OBSESİF KOMPULSİF BOZUKLUK

Nam-ı diğer OKB. Takıntı – Zorlantı Bozukluğu. Düşünceleriniz akıl dışıdır fakat sürekli akla gelir ve durduramazsınız. Temizlik, cinsellik ve din başta gelen başlıklardan. Bu düşünceleri belli ritüellerle gerçekleştirerek rahatlama yoluna gidilir. Bunlara zorlantı (kompulsivite) denir. Kapınızı kilitleyip kilitlemediğinizi bir kez hadi iki kez olsun kontrol etmek yerine 13 kez kontrol ediyorsanız OKB’yi söz konusu edebiliriz. Bu tür tekrarlayıcı davranışlar günlük işleyişinizi aksatmanıza sebebiyet verebilir.

PANİK BOZUKLUK

Her birey hayatında hemen hemen en az 1-2 defa panik yaşamıştır; Türbülansa giren uçakta, sunum yapmadan önce ya da karşı cinsle ilk flört deneyiminde. Herkeste belirtiler farklı olmakla beraber felç olmuş hissi, terleme, artan fiziksel hisler… Panik atak ve panik bozukluk ise farklı bir şekil alırlar birçok fiziksel semptomu barındırır ve 10 dakikada pik yapmakla beraber 30 dk – 1 saate kadar uzama durumları olabiliyor.

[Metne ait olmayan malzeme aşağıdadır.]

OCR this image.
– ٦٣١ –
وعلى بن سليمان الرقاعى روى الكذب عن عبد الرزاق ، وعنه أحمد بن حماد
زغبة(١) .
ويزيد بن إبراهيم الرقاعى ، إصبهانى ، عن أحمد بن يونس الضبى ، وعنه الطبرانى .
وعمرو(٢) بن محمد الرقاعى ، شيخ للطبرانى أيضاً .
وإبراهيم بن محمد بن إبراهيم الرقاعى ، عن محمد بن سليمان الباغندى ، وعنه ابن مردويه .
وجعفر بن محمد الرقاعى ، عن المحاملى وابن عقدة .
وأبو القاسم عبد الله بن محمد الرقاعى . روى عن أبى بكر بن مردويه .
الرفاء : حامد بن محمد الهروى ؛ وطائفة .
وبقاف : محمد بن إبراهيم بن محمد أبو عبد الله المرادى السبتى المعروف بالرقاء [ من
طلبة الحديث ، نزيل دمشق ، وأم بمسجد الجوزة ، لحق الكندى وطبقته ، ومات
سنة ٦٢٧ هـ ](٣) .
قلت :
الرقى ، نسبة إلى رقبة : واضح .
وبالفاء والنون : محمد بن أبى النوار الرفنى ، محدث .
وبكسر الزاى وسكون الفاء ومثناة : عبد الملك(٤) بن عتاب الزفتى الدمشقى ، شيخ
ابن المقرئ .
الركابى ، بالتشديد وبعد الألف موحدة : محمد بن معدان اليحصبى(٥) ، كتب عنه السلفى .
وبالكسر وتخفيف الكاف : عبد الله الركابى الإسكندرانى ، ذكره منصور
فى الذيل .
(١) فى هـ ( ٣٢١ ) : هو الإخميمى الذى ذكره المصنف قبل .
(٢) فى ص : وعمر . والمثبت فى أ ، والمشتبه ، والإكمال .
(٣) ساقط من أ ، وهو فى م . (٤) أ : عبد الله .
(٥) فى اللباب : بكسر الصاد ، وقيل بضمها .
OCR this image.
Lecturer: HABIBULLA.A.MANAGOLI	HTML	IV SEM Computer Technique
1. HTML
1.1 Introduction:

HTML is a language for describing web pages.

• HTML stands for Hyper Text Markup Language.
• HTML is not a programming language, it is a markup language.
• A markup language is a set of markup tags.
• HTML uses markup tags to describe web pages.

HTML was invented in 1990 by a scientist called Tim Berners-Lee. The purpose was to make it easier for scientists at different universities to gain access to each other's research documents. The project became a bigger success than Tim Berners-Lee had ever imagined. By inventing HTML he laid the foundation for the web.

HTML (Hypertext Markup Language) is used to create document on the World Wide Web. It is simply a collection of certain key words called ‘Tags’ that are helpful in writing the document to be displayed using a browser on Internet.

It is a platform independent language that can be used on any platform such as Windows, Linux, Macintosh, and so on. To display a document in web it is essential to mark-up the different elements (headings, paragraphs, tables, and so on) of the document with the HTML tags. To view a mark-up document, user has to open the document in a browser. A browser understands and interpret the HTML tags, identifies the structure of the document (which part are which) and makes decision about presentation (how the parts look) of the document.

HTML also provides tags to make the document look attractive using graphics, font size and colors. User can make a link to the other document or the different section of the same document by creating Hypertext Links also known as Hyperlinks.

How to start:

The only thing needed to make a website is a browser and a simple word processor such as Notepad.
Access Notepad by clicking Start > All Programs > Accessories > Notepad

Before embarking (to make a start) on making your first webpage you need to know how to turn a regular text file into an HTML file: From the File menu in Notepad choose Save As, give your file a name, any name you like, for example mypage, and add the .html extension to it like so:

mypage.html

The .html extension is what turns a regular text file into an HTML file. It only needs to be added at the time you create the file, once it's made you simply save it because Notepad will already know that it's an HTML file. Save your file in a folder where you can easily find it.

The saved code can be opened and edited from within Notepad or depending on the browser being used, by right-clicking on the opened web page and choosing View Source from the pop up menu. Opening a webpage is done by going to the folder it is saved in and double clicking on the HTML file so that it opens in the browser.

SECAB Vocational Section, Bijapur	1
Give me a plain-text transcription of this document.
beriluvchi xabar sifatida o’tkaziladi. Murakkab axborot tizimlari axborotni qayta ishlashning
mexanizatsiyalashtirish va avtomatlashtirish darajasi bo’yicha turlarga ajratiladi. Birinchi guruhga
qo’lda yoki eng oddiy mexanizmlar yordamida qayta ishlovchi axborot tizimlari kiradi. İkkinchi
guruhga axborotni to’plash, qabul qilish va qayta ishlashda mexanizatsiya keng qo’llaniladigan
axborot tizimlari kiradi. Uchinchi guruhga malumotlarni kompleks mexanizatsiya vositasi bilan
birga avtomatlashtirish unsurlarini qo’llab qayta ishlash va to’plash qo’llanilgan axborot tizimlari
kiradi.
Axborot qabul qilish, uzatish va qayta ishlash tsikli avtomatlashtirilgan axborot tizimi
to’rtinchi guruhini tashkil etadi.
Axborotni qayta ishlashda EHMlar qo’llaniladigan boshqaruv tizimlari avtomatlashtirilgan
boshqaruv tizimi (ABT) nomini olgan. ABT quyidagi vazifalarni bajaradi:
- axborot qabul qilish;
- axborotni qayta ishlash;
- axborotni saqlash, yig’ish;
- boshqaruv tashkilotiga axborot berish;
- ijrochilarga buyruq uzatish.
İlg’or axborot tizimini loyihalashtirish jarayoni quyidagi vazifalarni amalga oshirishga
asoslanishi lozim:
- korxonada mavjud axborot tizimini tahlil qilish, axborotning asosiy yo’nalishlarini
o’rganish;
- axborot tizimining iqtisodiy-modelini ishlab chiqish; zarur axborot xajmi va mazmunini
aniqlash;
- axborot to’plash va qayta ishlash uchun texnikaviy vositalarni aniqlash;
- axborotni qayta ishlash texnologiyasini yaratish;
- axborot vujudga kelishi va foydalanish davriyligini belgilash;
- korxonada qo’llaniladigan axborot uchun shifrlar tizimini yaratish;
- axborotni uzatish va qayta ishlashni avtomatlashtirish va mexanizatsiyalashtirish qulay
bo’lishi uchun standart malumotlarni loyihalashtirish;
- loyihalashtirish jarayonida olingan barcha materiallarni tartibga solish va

SOSYAL ANKSİYETE (SOSYAL FOBİ)

Toplantılardan önce, önemli görüşmelerde, kalabalık önünde konuşmaktan çekinmek belki bir miktar utanmak-kaygılanmak normal karşılanabilir fakat dozu yüksek olduğu zaman sosyal fobi baş göstermiş olur. Sosyal fobisi olan bireyler, bu kaygıyı aşırı ve genelleyerek yaşama eğilimindedirler.
Özellikle başkaları tarafından yargılanma, alay edilme, dışlanma, reddedilme gibi durumlarla karşılaşacaklarını düşündükleri için ya hiç girişimde bulunmazlar ya da büyük kaygılarla – zoraki şekilde adım atarlar. Sosyal anksiyete bozukluğunda durum en az 6 ay sürer.

Yazımızı burada sonlandırıyoruz, eğer anksiyeteden muzdaripsen, daha fazla problemlere ve hayatı zorlaştırıcı etkilerine maruz kalmak istemiyor ve daha kaliteli bir hayat sürmek istiyorsan psikolojik destek almanı öneririz. İnternette konuyla ilgili birçok video ve bilgilendirici materyal mevcut. Fakat şunu söylemek gerekir ki, her bireyin korkuları, çekinceleri, yaşanmışlıkları, deneyimleri farklı. Birisi için işe yarayan bir yöntem/teknik başkası için faydalı olmayabiliyor. Destek almak her zaman için bu rahatsızlığa sahip insanlar için önemli yer tutuyor.